La Chambre correctionnelle de la Cour d’appel de Rabat a récemment rendu son verdict dans le procès d’un homme accusé d’avoir dirigé une bande criminelle jugée particulièrement dangereuse, spécialisée dans le vol de voitures de luxe en Europe et leur revente sur le marché marocain après falsification de leurs documents officiels. L’accusé, âgé d’une quarantaine d’années et déjà incarcéré à la prison de Tamesna, a été condamné à cinq ans de prison ferme pour constitution de bande criminelle, vol aggravé, falsification de documents officiels et usage de ces documents falsifiés, indique le quotidien Al Akhbar de ce mardi 31 mars.
L’affaire remonte à l’été dernier, lorsque des enquêtes confidentielles menées par la Direction générale de la surveillance du territoire (DGST) ont révélé l’existence d’une bande très organisée dirigée par le prévenu. Les investigations, poursuivies par la Brigade nationale de la police judiciaire, ont permis de suivre une voiture de luxe circulant à Meknès, signalée volée par un citoyen européen.
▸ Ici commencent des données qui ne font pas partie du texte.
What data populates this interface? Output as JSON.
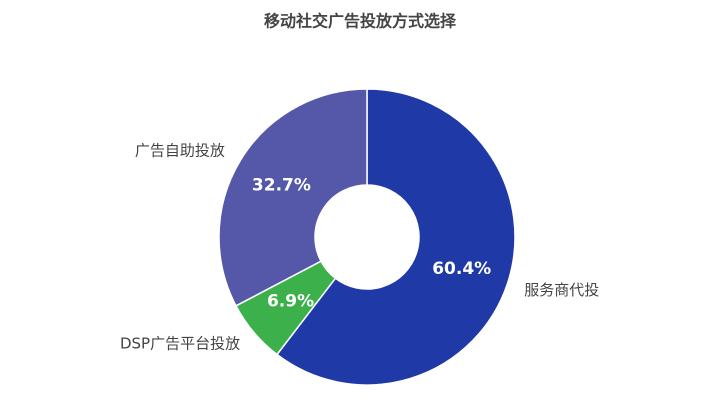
{
  "chart_data": {
    "type": "pie",
    "title": "移动社交广告投放方式选择",
    "categories": [
      "服务商代投",
      "DSP广告平台投放",
      "广告自助投放"
    ],
    "values": [
      60.4,
      6.9,
      32.7
    ],
    "value_labels": [
      "60.4%",
      "6.9%",
      "32.7%"
    ],
    "colors": [
      "#1f3aa6",
      "#3cb04a",
      "#5558a8"
    ],
    "donut": true
  }
}
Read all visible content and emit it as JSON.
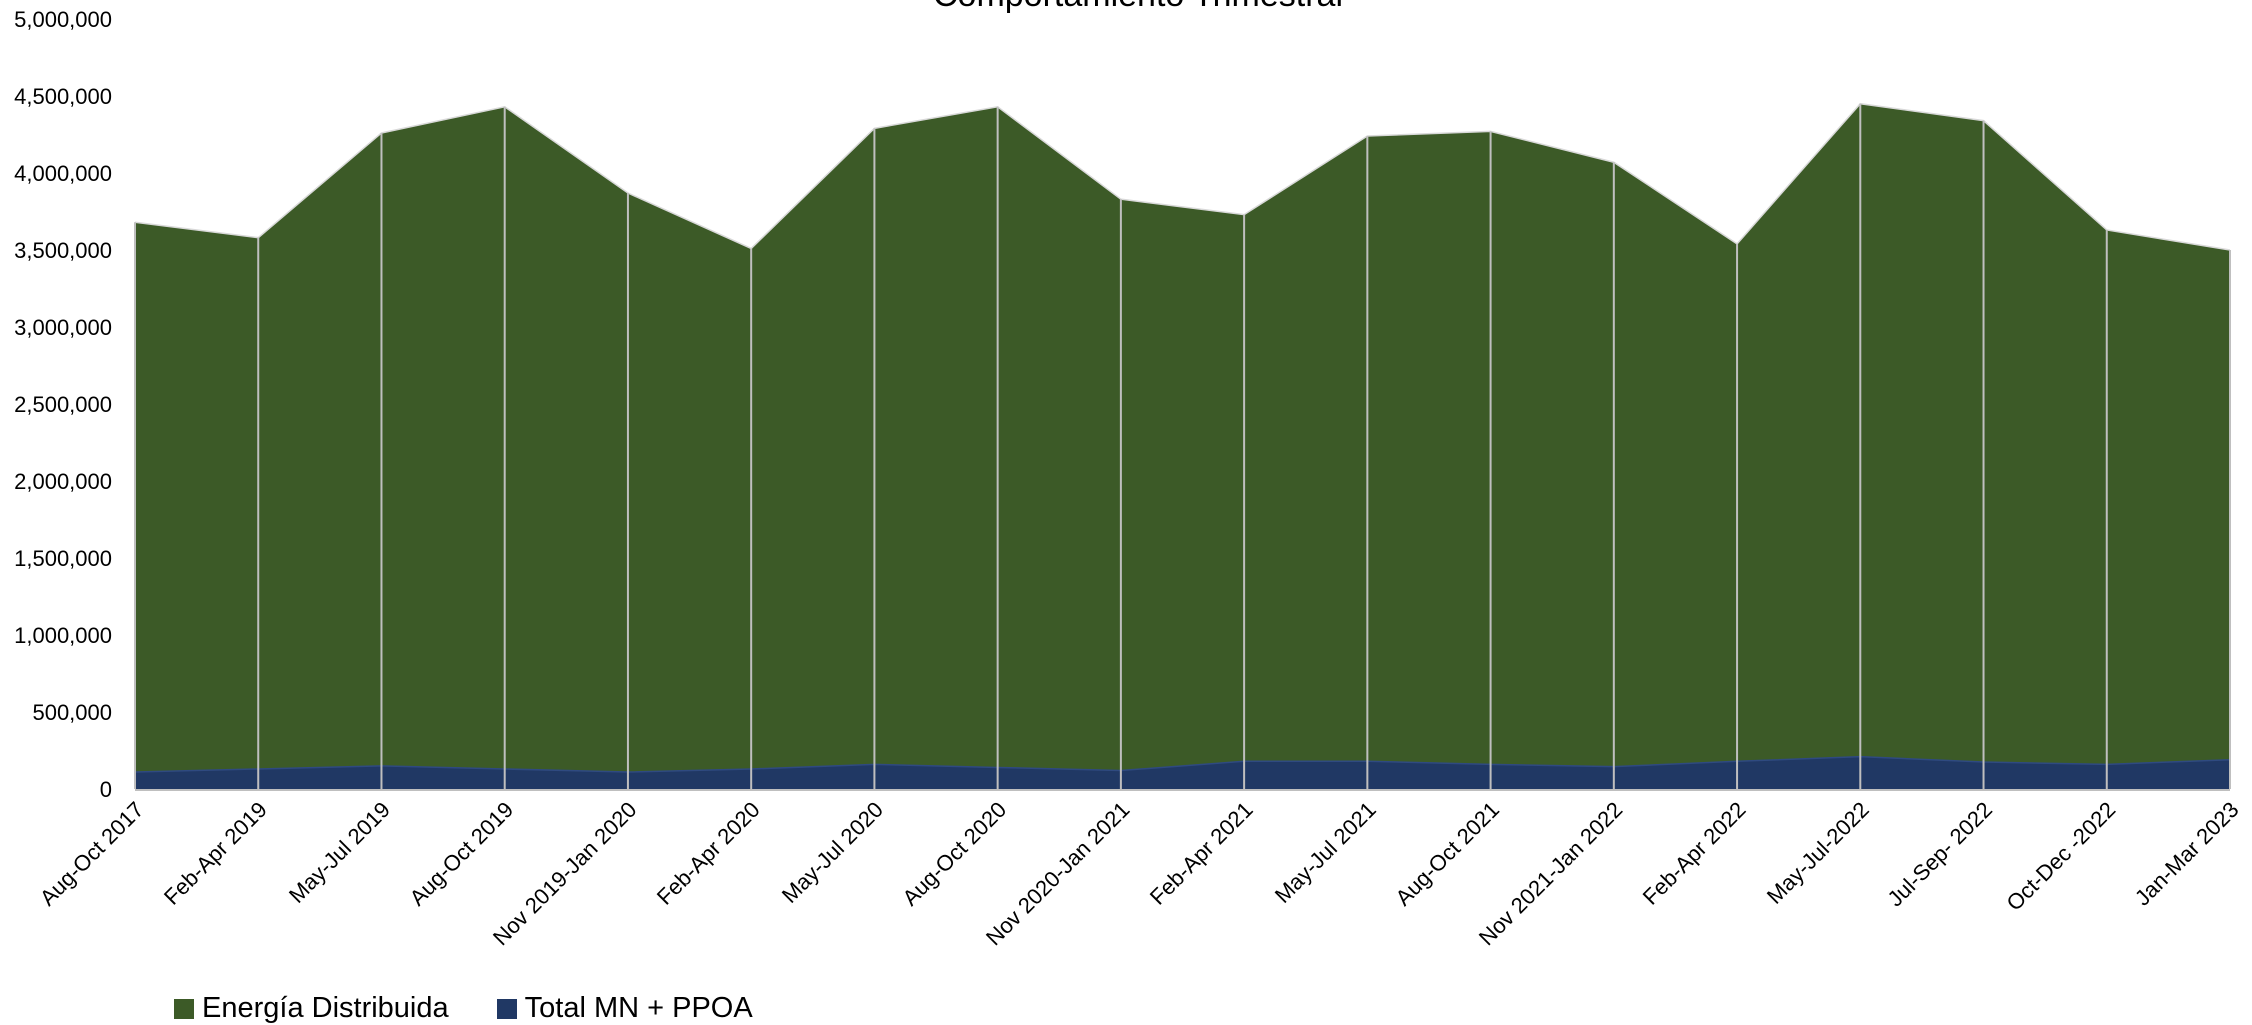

Grâce au suivi GPS, les enquêteurs ont localisé le véhicule, arrêté son conducteur et, par la suite, identifié le principal suspect, qui avait falsifié les documents du véhicule au Maroc après l’avoir volé et introduit illégalement depuis l’étranger.
Les investigations, menées en coordination avec Interpol, ont également révélé que le suspect avait déjà été condamné pour des faits similaires à une peine de huit ans de prison avant de récidiver. Cette fois, il a été reconnu coupable d’avoir volé, en collaboration avec les autres membres de la bande, 19 véhicules de luxe de différentes marques volés en France, Espagne, Belgique et Pays-Bas et principalement retrouvés à Meknès et à Fès. Les documents originaux de ces voitures avaient été minutieusement falsifiés avant leur transfert au Maroc et leur revente, a-t-on lu dans Al Akhbar.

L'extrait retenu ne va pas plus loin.